遠藤です。

API レベルで見える追加のある、一見するとでかいコミットがいきなり入った
ので、びっくりしました。一応 ML での予告が欲しいです。

それはともかく、ざっとコードレビューの真似事をしてみました。


○ LIKELY / UNLIKELY の名前がまずい (重大)

RB_LIKELY など、他のライブラリと衝突しなさそうな名前にする必要があります。

また、ruby.h に書かれるということは、LIKELY / UNLIKELY は公開 API なの
でしょうか (個人的には、ruby.h に書かれているだけでは公開 API ではないと
思っていますが、Yugui さんの考えではそうではなさそうなので) 。
とりあえず /** @internal */ とかつけるとどうでしょう。


○ RUBY_EVENT_RESCUE が追加された (やや重大)

これは dtrace に関係なく set_trace_func でも見える API レベルの変更です。

  $ ./ruby -e '
   set_trace_func(proc {|name, | p name })
   begin
     raise
   rescue
   end
  '
  "c-return"
  "line"
  *snip*
  "c-return"
  "unknown"  # <== この行!!

3 点あります。

  - API レベルの仕様変更だけど OK ? 今回のコミットとは別に議論すべき
    ではないか
  - unknown という名前は直すべき
  - これで得られる binding は使っても大丈夫? (SEGV とかしない?)


○ UNLIKELY が使われているところと使われていないところがある

gc.c の中に

  if (UNLIKELY(TRACE_RAISE_ENABLED())) FIRE_RAISE_FATAL();

という箇所と、

  if (TRACE_OBJECT_FREE_ENABLED()) FIRE_OBJECT_FREE(rb_obj_id(obj));

という箇所があります。この違いは意図的でしょうか。それとも単なる付け
忘れ? 他にもいくつか UNLIKELY がついていない probe がありました。

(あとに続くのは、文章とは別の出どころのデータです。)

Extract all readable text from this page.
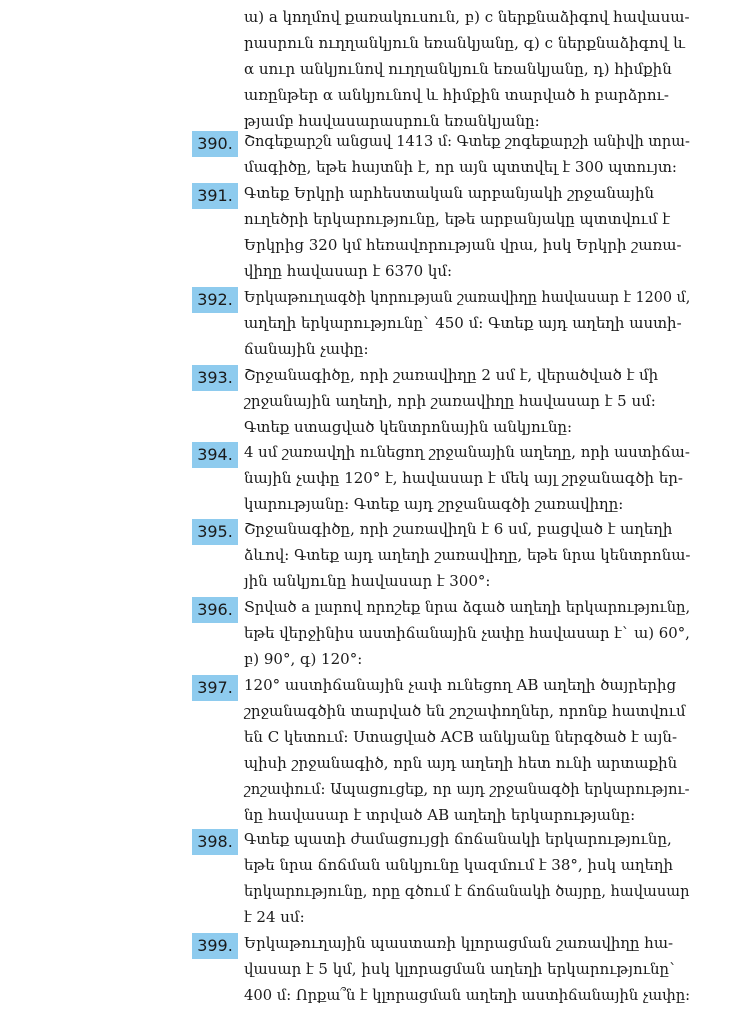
ա) a կողմով քառակուսուն, բ) c ներքնաձիգով հավասա-
րասրուն ուղղանկյուն եռանկյանը, գ) c ներքնաձիգով և
α սուր անկյունով ուղղանկյուն եռանկյանը, դ) հիմքին
առընթեր α անկյունով և հիմքին տարված h բարձրու-
թյամբ հավասարասրուն եռանկյանը:
390. Շոգեքարշն անցավ 1413 մ: Գտեք շոգեքարշի անիվի տրա-
մագիծը, եթե հայտնի է, որ այն պտտվել է 300 պտույտ:
391. Գտեք Երկրի արհեստական արբանյակի շրջանային
ուղեծրի երկարությունը, եթե արբանյակը պտտվում է
Երկրից 320 կմ հեռավորության վրա, իսկ Երկրի շառա-
վիղը հավասար է 6370 կմ:
392. Երկաթուղագծի կորության շառավիղը հավասար է 1200 մ,
աղեղի երկարությունը` 450 մ: Գտեք այդ աղեղի աստի-
ճանային չափը:
393. Շրջանագիծը, որի շառավիղը 2 սմ է, վերածված է մի
շրջանային աղեղի, որի շառավիղը հավասար է 5 սմ:
Գտեք ստացված կենտրոնային անկյունը:
394. 4 սմ շառավղի ունեցող շրջանային աղեղը, որի աստիճա-
նային չափը 120° է, հավասար է մեկ այլ շրջանագծի եր-
կարությանը: Գտեք այդ շրջանագծի շառավիղը:
395. Շրջանագիծը, որի շառավիղն է 6 սմ, բացված է աղեղի
ձևով: Գտեք այդ աղեղի շառավիղը, եթե նրա կենտրոնա-
յին անկյունը հավասար է 300°:
396. Տրված a լարով որոշեք նրա ձգած աղեղի երկարությունը,
եթե վերջինիս աստիճանային չափը հավասար է` ա) 60°,
բ) 90°, գ) 120°:
397. 120° աստիճանային չափ ունեցող AB աղեղի ծայրերից
շրջանագծին տարված են շոշափողներ, որոնք հատվում
են C կետում: Ստացված ACB անկյանը ներգծած է այն-
պիսի շրջանագիծ, որն այդ աղեղի հետ ունի արտաքին
շոշափում: Ապացուցեք, որ այդ շրջանագծի երկարությու-
նը հավասար է տրված AB աղեղի երկարությանը:
398. Գտեք պատի ժամացույցի ճոճանակի երկարությունը,
եթե նրա ճոճման անկյունը կազմում է 38°, իսկ աղեղի
երկարությունը, որը գծում է ճոճանակի ծայրը, հավասար
է 24 սմ:
399. Երկաթուղային պաստառի կլորացման շառավիղը հա-
վասար է 5 կմ, իսկ կլորացման աղեղի երկարությունը`
400 մ: Որքա՞ն է կլորացման աղեղի աստիճանային չափը:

○ rb_class2name_without_alloc はなぜ必要か

variable.c に rb_class2name_without_alloc という関数が追加されています
が、grep しただけではどこで使われているのかわかりませんでした。
これは今回の変更で一緒に追加する必要があったのでしょうか。


○ thread_pthread.c に probe を入れるのは OK ?

thread_pthread.c にいろいろ入れるのはやや気持ち悪いです。
ささださんが OK と言えば OK だと思いますが。

異常終了の exit の直前に FIRE_RAISE_FATAL() を入れたかっただけのように
見えますが、似た文脈で exit を読んでいる箇所は regcomp.c などにもちらほら
あるようです。
ruby_fatal_exit とか作って、従来異常終了の文脈で exit を読んでいる箇所
では全部 ruby_fatal_exit を呼ぶようにしたらどうでしょう。


○ probe 拡張ライブラリが荒削り

usa さんの突っ込みに同意です。 [ruby-dev:39958]


それにしても、gcc に AOP があればなあと思うような変更ですね。